Seven Twenty-Seven is the name given a variety of  Vying games similar in some respects
to poker, and often played as a "dealer's choice" variant at home poker games.
It uses the same cards, chips and betting system as poker, but the value of hands does not use traditional poker hand rankings, either high or low.
Rather, the worth of a hand depends on only the sum of the values of the cards accepted, as in 9½-29½, or 21, a/k/a Black Jack, the modern casino game which developed from this contract via Trente-et-Un and Vingt-et-Un, its seventeenth century predecessors.

The game play often proceeds like this:
 Depending on the variant chosen, play may begin with players being dealt one, two or even three cards [e.g., a single down card, a down card and an up card, or three down cards, one of which must then be rolled up].
 Betting rounds begin with the player on the dealer's left, and proceeds exactly as in poker: all players must either equal the largest bet or drop out.
 After the betting, each player remaining in turn is invited to take another card, face up, from the dealer's left, or pass. Passing on the opportunity to be dealt a card for a third time 'locks' that player's hand.  Once the final player passes for the third time, a final round of betting ensues, followed by a poker-style reckoning. 
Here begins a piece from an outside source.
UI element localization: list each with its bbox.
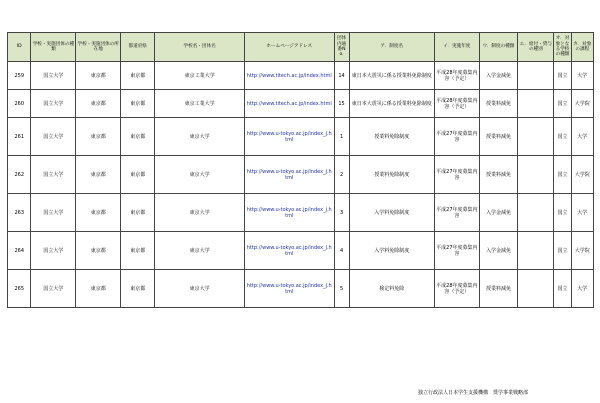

  As there can be many rounds of betting, some home games prescribe a sum-certain bet, or limit, for all rounds, forgoing further raising of the stakes. 
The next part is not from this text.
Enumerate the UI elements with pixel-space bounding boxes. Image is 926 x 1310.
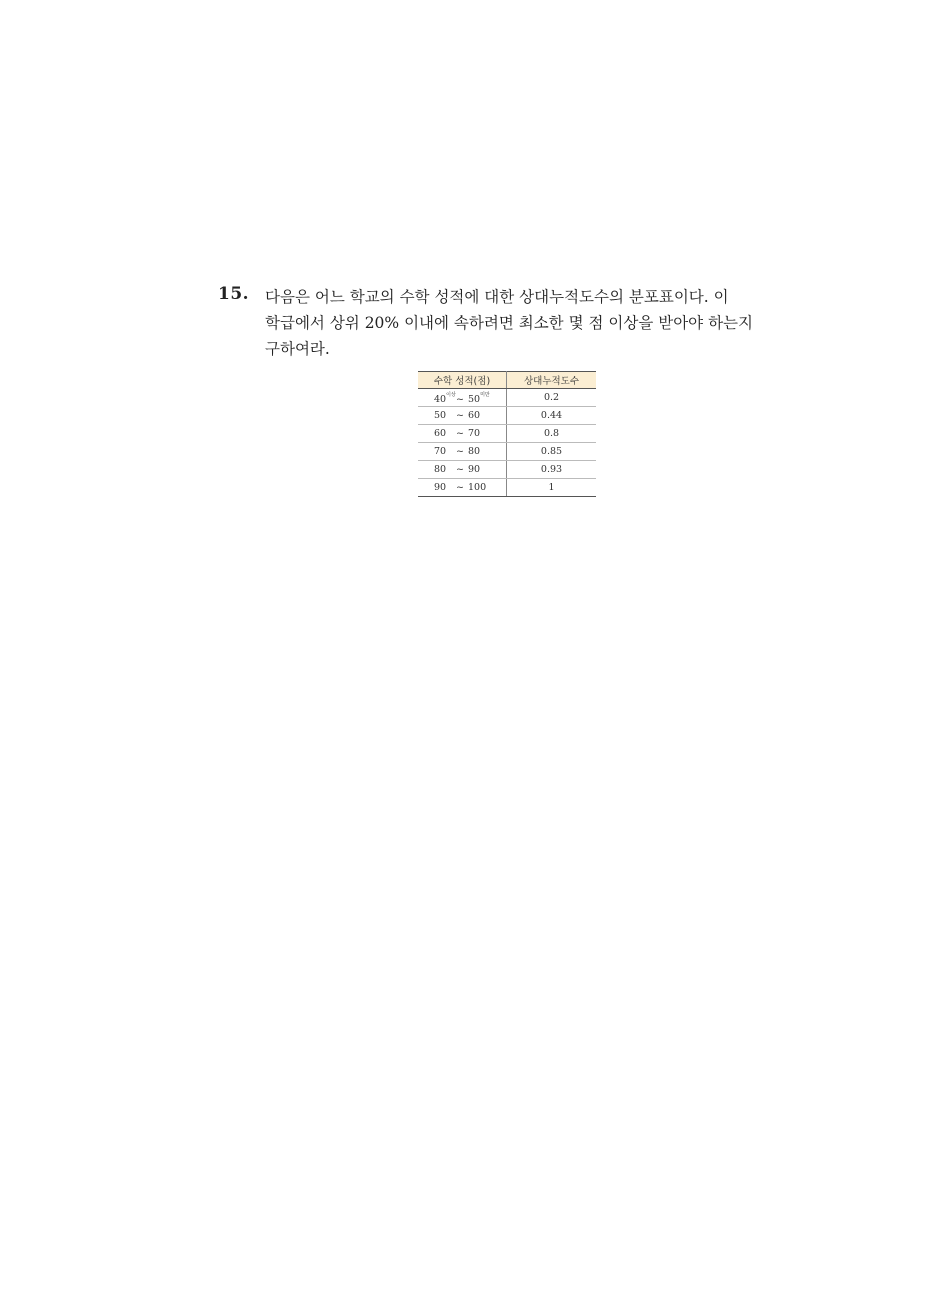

Numbered cards are scored at face value; face cards, often including the 10, count for one-half a point.
Aces count for one or eleven, so a hand with a five and two aces after three scores 7 and 27 and scoops the whole pot. If a player's draw puts him over 27, he busts, as in Blackjack, and must fold.
On showdown, the pot is divided between the hand(s) valued closest to 7 and the hand(s) valued closest to 27.
In the occasion players are off by the same amount, but in different directions (6 to 8), the lower hand wins. 
If there is an exact tie, that half-pot is split again among the tied players. 
The same player may be allowed to contest for both high and low.  

There are a few variations in rules that complicate things somewhat: first, the rule about ties in different directions varies; also, some players play with a declaration, while others play cards speak. Still others require players to not go over 7 or 27 to win the respective halves of the pot; in this variant, if everyone is over 7, the player closest to 27 without going over wins the whole pot. Still other players play with other pairs of target numbers (usually 20 points apart, such as 13 and 33, or 16 and 36).